Tracy Lay just kicked out a design review for the Robonk version 1.5 look. It explains a ton of what I was looking at with the new style. Check it out.
Most comic strips evolve. Peanuts did. Dilbert did. Beetle Bailey did. I’m not saying Robonk is in the same league at all. What I am saying is that the cartoonist learns and evolves their strip. That’s a real thing.
Here’s the visual changes to Robonk in the first two years:
Alpha level : Spring 2017
Gotta start somewhere.
v1.0 : First real Robonk strip (#00000)
The robot got its own font.
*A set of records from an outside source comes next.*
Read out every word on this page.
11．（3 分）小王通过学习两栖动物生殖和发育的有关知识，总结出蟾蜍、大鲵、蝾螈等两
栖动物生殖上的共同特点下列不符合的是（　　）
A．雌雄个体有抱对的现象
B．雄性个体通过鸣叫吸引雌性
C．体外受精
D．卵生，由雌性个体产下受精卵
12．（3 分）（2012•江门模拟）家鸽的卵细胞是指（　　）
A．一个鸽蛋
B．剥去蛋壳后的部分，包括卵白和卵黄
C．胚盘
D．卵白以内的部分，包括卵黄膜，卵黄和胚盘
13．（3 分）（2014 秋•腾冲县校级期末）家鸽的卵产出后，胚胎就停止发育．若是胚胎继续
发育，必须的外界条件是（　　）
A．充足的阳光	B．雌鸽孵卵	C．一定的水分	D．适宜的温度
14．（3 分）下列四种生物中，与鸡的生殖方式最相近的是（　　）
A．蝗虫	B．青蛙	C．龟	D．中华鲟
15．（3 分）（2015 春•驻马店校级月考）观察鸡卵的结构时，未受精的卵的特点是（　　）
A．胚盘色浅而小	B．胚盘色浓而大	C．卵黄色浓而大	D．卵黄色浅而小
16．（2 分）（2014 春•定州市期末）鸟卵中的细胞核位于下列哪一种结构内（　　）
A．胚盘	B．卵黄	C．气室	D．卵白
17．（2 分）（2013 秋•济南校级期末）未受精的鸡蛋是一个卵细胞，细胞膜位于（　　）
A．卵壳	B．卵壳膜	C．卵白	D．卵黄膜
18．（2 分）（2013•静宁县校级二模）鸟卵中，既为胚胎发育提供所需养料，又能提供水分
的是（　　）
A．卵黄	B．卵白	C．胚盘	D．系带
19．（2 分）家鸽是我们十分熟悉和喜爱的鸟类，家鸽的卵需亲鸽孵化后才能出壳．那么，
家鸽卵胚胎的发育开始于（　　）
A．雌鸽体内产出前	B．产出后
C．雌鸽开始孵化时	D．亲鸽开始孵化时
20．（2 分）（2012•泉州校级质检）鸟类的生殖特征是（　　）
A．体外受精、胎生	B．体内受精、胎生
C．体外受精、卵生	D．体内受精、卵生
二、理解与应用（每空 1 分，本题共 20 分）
The title panels were massively improved.
v1.05 : (#000B9)
Same basic system as before, but some technique changes were developing. Robonk is generally zoomed in more and the talk bubbles at this point often have elements overlapped on top. Font size was reduced. This was the 177th strip.
v1.5 : (#00100) : The new look
The Robot is generated the same way as with the Alpha level strips (Tinkercad) but…
- The bubbles have new individual looks for the robot and the human.
- The human has a new font.
- The background has a blue fade.
- The bubbles are created using a newly written (just for Robonk) jQuery/HTML/CSS system called Bubblematic.
Bubblematic makes creating strips much, much faster. I used to spend a large chunk of time building the quote bubbles. Now, Bubblematic handles that quickly and with precision. Automation made the ELIZA AI writing process much more efficient (Robonkers system), and now the drawing side has a custom software tool too.
Here’s a screenshot of Bubblematic v1.0. I normally make prettier interfaces, but this is an inhouse tool for just me and it works nicely as is.
All the new software has improved the quality and speed of creating new Robonk comic strips. It makes me wonder what it’s like to actually write and draw a comic strip.